The ultimate goal, of course, is to increase the certainty that a suspect’s DNA is or isn’t part of the crime scene evidence. To that end, in January 2015, the Department of Justice awarded Grgicak and her collaborators $800,000 to develop MATCHit. The prototype is a bare-bones computer software program asking for the numbers that the algorithm will crunch, including the number of contributors, and how common every DNA variation is in the general population, according to a database such as the one compiled by the National Institute of Standards and Technology (NIST). In addition to generating a match statistic between the suspect and the crime scene evidence, the program also yields a common statistical measure called a p value to indicate how likely it is that a random person’s DNA would have a match statistic as strong as (or stronger than) the suspect’s. The range of p values goes from zero to one. The closer it gets to zero, the more robust the match statistic becomes.

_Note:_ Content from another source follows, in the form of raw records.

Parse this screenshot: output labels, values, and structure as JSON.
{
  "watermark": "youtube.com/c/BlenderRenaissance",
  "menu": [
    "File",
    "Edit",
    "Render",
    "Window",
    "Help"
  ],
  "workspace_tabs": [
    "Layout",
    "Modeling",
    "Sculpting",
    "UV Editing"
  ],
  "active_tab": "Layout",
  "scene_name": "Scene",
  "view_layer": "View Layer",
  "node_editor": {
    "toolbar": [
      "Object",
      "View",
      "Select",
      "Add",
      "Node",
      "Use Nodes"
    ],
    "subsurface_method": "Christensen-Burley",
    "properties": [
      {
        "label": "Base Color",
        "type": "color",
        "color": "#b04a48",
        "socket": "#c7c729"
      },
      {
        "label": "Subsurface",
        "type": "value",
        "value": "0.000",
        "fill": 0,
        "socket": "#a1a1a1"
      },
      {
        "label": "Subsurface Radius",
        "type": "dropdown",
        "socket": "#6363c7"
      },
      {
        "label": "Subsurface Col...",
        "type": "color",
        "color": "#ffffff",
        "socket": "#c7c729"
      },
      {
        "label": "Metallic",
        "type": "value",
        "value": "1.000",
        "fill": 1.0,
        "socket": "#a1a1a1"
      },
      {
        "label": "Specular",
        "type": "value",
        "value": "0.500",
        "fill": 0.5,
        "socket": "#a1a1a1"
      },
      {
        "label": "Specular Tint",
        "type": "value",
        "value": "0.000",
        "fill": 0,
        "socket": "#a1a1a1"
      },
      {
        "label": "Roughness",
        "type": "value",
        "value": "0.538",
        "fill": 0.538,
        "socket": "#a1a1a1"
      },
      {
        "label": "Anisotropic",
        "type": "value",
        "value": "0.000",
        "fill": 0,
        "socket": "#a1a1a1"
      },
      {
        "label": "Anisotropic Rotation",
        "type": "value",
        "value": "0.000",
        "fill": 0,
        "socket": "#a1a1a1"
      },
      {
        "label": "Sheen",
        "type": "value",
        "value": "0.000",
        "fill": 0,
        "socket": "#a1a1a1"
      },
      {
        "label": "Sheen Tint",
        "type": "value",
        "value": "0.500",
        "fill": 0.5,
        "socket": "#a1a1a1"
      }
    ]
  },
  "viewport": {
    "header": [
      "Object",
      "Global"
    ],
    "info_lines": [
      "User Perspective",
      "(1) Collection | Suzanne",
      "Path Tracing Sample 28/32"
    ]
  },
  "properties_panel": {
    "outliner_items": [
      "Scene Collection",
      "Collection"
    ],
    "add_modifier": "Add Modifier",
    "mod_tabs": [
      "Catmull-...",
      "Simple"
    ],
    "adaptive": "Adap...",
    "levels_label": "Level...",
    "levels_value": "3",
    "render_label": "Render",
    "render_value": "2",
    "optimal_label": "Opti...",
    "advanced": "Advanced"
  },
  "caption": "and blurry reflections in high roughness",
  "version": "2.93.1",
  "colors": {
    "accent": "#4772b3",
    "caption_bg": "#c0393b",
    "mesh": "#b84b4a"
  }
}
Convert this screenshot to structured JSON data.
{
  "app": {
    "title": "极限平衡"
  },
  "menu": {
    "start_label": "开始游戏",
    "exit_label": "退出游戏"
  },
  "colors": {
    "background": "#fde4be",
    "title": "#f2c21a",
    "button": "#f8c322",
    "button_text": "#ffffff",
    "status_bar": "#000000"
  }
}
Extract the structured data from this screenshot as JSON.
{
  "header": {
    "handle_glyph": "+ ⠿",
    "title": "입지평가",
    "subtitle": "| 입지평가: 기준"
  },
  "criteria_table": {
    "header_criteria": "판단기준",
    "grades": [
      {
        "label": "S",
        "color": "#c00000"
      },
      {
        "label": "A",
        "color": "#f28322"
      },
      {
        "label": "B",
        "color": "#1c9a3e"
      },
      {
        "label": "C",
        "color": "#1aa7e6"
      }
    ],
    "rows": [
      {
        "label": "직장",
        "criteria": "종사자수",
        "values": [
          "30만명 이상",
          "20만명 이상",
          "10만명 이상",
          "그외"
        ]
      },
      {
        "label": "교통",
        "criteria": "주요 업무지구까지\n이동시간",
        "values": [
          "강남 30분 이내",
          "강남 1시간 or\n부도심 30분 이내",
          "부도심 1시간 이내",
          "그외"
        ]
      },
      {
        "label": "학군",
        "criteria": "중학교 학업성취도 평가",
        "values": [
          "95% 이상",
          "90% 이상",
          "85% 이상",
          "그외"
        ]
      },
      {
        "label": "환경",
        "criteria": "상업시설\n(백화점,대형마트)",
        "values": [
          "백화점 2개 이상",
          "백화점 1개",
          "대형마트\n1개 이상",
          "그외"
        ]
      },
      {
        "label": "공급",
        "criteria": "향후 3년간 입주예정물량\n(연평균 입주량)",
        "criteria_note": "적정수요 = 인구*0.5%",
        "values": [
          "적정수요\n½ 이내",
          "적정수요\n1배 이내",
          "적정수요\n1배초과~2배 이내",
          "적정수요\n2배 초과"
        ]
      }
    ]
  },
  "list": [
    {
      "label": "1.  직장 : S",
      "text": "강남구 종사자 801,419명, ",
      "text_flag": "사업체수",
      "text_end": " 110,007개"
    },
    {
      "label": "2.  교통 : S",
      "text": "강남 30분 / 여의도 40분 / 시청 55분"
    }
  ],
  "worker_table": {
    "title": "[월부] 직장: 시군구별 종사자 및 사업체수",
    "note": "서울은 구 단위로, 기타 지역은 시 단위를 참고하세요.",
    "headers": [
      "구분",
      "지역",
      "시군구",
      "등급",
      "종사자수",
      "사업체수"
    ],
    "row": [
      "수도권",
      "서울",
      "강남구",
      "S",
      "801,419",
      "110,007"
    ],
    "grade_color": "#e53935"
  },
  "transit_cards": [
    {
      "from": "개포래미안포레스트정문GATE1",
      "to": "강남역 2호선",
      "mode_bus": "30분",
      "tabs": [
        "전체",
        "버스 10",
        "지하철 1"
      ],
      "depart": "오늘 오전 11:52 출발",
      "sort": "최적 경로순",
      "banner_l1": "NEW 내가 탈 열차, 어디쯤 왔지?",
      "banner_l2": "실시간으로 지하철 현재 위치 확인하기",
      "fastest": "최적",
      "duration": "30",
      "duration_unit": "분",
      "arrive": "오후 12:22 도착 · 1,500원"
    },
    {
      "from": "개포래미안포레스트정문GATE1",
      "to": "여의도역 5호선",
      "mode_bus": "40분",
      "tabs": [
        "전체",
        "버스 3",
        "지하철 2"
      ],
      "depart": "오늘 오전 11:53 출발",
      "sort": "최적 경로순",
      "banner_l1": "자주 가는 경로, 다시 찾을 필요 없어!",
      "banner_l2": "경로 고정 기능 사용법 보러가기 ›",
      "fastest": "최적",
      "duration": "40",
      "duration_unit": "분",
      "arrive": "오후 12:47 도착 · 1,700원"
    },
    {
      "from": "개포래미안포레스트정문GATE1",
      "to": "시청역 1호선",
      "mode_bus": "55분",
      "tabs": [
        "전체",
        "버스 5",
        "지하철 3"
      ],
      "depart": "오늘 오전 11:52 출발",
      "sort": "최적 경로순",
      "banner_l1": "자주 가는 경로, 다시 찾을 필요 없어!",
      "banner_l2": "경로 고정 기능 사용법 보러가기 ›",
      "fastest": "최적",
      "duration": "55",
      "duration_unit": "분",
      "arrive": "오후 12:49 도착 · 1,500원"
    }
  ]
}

As with NOCIt, the question with MATCHit is: where does a forensic lab draw the line in interpreting these probabilities? So far, Grgicak’s research shows that the match statistics of noncontributors—innocent people—never have a p value below .01, no matter how complex the crime scene mixture. They have tested MATCHit using DNA mixtures of one, two, and three people (their goal is five), and so far, it’s performed well. “We know, at least from our own early tests of MATCHit, that we have not falsely included individuals using that threshold,” says Grgicak, “and that’s the most important thing.”

While Grgicak’s software is being tested, other software programs have been in use for years. Michael Coble, a NIST forensic biologist, says he has seen an explosion of probabil­istic genotyping software programs in the past four or five years. “They all work differently and they all have different assumptions, but they all try to give a statistical likelihood ratio,” he says. “The question is, what does that likelihood ratio mean? You can give the same sample to 100 labs and get 100 answers.”

Coble says guidelines or standards for both methodology and interpretation of data would be a major step forward, and researchers at NIST have been studying the pros and cons of some commonly used software programs. And while Coble is too unfamiliar with NOCIt and MATCHit to suggest that Grgicak’s work could pave the way to a national standard, he does see merit in the concept and progress in the software.

“I’m optimistic that moving forward some of these programs could be quite helpful,” he says. “And I can see how it would be beneficial for the judicial system to have this kind of safeguard. It would cut down on a lot of the subjectivity and bias that people are beholden to at the moment.”